Effectiveness of buccal pouch grafting in minimizing loss of alveolar dimension: A canine investigation
Ehsan Birang1, Douglas Deporter2, Reza Birang3, Meysam Mahabadi4, Eshetu Atenafu5, Mohammad Ketabi6
1 Department of Periodontics, Isalmic Azad University, Isfahan (Khorasgan) Branch, Isfahan, Iran
2 Department of Periodontics, Faculty of Dentistry, University of Toronto, Toronto, Ontario, Canada
3 Department of Periodontics, Dental Research Center, Dental Research Institute, Isfahan University of Medical Sciences, Isfahan, Iran
4 Department of Prosthodontics, School of Dentistry, Isalmic Azad University, Isfahan (Khorasgan) Branch, Isfahan, Iran
5 Department of Biostatistics, University Health Network, University of Toronto, Toronto, Ontario, Canada
6 Department of Periodontics, School of Dentistry, Isalmic Azad University, Isfahan (Khorasgan) Branch, Isfahan, Iran
Dr. Mohammad Ketabi
Department of Periodontics, School of Dentistry, Isalmic Azad University, Isfahan (Khorasgan) Branch, Isfahan
Source of Support: None, Conflict of Interest: None
Background: The study's purpose was to study buccal pouch grafting (BPG) with xenograft, freeze-dried bone allograft (FDBA), or FDBA + decalcified FDBA (DFDBA) on alveolar ridge width preservation and overlying soft tissue thickness at dog premolar extraction sites.

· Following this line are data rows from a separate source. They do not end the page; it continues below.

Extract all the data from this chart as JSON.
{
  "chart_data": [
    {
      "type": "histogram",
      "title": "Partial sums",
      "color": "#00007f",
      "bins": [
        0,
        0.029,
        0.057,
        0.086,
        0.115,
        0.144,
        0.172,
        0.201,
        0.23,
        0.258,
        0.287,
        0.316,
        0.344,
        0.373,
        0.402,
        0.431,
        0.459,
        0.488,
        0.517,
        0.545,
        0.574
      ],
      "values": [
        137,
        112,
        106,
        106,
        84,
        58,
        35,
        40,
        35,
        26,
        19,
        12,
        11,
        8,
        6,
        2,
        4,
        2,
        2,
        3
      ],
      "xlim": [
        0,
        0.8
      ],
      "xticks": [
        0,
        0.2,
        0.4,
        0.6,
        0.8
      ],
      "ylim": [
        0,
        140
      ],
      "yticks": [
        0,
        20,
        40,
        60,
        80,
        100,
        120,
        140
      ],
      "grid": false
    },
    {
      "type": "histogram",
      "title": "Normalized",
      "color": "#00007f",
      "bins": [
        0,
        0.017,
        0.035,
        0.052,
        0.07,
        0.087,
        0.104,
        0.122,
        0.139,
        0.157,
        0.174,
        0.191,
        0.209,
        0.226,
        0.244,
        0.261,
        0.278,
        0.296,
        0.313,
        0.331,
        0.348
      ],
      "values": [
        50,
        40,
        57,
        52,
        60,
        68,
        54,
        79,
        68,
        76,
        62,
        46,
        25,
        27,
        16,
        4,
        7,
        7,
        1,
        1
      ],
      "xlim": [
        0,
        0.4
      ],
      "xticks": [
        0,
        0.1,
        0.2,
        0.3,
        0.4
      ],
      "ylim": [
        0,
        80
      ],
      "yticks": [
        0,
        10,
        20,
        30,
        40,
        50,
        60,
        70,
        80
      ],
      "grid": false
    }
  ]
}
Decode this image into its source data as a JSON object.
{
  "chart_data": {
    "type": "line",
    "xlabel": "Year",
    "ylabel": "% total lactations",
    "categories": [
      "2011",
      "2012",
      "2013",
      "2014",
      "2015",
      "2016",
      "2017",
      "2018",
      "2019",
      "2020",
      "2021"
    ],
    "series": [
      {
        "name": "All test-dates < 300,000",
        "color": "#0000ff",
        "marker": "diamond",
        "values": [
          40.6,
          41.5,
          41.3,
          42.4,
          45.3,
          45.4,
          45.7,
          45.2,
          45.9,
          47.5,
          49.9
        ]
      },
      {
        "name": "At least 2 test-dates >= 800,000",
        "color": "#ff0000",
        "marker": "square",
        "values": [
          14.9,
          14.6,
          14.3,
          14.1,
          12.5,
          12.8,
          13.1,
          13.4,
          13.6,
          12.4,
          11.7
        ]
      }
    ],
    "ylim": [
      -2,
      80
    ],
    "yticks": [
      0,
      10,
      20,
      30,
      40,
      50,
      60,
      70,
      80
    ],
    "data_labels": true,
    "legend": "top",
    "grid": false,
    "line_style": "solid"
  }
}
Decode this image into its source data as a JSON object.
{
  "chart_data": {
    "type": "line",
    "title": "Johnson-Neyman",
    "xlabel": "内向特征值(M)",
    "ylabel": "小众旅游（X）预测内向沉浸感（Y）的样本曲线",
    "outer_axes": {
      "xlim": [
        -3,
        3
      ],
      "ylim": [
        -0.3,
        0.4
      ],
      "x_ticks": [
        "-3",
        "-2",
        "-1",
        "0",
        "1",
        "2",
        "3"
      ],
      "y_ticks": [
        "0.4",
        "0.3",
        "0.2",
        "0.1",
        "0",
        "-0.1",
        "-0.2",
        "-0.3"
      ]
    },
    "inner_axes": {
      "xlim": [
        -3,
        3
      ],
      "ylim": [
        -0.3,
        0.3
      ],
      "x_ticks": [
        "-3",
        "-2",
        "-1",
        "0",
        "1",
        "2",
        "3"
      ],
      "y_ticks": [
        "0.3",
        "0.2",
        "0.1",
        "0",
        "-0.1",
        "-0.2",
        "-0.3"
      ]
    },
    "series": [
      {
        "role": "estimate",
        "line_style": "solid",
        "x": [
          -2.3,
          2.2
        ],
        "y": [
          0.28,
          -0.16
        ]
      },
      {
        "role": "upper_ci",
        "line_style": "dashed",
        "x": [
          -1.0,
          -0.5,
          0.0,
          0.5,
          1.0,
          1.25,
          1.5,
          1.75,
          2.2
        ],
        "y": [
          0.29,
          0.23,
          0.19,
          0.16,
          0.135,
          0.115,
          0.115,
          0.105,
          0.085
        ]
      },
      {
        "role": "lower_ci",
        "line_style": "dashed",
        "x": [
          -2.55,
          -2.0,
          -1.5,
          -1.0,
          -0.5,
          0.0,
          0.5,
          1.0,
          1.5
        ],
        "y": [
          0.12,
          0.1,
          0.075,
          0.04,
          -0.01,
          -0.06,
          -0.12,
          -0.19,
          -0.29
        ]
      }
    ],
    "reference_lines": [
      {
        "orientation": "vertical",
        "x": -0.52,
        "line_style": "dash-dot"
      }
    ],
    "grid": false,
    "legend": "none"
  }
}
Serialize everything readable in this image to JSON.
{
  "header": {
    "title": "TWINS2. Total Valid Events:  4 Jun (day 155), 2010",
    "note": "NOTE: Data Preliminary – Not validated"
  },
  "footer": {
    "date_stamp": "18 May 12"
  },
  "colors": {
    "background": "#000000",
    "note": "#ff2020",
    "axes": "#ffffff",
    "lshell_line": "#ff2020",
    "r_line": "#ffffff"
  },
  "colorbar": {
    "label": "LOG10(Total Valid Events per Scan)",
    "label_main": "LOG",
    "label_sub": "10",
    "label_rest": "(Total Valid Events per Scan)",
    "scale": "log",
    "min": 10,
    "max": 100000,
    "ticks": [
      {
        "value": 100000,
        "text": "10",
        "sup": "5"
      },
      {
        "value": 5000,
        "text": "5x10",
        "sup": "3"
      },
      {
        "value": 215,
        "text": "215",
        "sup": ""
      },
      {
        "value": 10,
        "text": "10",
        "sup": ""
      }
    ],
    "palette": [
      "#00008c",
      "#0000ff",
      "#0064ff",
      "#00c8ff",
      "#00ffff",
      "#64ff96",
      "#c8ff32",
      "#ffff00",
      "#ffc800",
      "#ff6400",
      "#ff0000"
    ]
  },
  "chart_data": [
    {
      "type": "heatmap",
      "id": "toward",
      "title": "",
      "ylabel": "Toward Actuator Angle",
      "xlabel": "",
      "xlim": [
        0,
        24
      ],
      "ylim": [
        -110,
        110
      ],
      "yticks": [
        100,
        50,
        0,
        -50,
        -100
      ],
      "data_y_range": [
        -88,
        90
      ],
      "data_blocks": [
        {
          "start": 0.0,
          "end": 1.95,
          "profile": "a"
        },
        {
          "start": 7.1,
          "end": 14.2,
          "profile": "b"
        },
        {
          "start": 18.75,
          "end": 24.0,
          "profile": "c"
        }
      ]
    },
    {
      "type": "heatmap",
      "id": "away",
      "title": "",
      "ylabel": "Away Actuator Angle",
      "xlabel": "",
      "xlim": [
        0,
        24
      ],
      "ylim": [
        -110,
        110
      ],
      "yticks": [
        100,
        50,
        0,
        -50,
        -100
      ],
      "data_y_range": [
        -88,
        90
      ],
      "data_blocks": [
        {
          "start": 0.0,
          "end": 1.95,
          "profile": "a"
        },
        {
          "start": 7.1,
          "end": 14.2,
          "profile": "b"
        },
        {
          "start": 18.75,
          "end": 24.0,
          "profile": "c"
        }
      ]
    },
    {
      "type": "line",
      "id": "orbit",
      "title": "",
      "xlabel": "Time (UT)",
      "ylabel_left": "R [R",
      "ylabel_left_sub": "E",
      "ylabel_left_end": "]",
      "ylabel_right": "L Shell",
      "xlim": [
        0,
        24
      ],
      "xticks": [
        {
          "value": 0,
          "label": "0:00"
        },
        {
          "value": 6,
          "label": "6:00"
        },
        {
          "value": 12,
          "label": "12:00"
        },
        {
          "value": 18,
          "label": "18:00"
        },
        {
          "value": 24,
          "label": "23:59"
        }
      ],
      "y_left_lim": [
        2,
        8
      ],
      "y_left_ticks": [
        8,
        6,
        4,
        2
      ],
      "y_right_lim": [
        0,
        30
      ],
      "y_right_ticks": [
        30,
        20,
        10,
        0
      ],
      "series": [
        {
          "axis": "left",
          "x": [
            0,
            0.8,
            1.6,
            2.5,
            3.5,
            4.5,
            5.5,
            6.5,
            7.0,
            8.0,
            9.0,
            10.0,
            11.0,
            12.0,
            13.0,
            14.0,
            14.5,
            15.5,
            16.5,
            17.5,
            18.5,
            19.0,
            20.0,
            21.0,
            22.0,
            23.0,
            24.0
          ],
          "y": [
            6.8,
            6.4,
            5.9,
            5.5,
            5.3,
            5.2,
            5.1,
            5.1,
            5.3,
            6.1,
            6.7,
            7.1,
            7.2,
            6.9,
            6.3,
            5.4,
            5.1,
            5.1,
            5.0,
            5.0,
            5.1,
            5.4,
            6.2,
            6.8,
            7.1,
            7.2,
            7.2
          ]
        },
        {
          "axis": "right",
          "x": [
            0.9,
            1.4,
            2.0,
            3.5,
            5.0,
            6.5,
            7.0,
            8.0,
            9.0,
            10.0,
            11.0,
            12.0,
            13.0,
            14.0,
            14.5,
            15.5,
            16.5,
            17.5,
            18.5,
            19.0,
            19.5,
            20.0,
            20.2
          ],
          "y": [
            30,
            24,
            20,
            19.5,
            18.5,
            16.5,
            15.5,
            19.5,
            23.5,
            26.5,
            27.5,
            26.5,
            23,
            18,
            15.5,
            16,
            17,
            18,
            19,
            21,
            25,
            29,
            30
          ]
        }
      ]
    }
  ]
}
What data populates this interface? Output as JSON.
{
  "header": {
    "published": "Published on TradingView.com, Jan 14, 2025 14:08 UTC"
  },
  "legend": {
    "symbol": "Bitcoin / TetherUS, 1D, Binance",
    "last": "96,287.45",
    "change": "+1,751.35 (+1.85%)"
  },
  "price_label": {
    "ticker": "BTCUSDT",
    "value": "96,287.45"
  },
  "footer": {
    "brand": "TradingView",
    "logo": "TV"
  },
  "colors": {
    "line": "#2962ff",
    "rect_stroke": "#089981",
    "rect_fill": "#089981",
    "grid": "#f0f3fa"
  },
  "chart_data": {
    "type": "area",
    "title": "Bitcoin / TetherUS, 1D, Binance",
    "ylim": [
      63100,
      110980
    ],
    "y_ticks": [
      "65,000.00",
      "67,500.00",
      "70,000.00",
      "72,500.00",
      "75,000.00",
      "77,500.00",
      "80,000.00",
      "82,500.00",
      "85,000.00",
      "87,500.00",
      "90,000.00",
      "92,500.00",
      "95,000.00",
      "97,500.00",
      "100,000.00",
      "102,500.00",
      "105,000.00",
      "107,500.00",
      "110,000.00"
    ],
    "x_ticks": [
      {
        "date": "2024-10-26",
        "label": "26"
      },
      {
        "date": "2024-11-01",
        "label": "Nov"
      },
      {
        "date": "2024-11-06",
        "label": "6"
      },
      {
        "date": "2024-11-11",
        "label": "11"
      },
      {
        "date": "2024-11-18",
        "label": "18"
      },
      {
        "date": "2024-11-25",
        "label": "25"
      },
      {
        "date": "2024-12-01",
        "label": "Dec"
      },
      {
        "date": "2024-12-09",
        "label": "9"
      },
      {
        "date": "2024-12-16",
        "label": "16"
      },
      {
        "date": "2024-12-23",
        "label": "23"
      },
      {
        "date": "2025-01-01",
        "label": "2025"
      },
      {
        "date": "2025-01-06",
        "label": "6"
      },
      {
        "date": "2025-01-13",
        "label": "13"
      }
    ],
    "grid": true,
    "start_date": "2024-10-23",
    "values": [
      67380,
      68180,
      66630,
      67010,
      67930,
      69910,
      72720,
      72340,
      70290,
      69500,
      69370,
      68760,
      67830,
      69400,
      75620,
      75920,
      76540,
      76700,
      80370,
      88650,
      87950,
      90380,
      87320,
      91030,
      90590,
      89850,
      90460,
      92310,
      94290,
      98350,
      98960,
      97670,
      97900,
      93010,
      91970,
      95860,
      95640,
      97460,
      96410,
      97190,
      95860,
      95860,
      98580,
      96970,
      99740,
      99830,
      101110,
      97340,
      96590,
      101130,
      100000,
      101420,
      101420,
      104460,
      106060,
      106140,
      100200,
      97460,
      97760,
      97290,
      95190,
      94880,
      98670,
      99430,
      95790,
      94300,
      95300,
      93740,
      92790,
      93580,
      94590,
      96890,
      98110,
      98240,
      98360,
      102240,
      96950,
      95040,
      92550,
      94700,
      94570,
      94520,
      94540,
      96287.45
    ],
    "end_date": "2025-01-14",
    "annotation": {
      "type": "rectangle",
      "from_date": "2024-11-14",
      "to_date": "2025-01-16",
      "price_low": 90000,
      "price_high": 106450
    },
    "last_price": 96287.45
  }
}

Materials and Methods: In this animal study, 4 dogs had their mandibular first premolar (P1) and distal roots of P2, P3, and P4 extracted (after endodontic treatment of the mesial roots) bilaterally. A small buccal pouch was created at each extraction socket and four treatments tested: nothing, xenograft, FDBA, or FDBA + DFDBA. Casts made pretreatment and at 1 and 3 months after treatment allowed measurements of buccolingual alveolar ridge width (BLRW), while overlying buccal soft tissue thicknesses were measured clinically. Data were assessed using analysis of variance to compare changes in soft tissue thickness and BLRW between times and treatments. Tukey–Kramer adjustment for multiple comparisons was applied for doing post hoc, pairwise comparisons. Results were considered significant if P < 0.05.
Results: Control sites showed significant (P = 0.0067) decreases in soft tissue thickness over time while there was a trend for increased soft tissue thickness at all grafted sites. There were significant losses in BLRW over time for control (P = 0.0032) and FDBA groups (P = 0.015) with a trend for loss with FDBA + DFDBA. Pairwise comparison using Tukey–Kramer adjustment revealed significant increases in BLRW from T1 to T3 for the xenograft group relative to all the others.
Conclusion: BPG using xenograft is effective in maintaining hard and soft tissue stability following tooth extraction.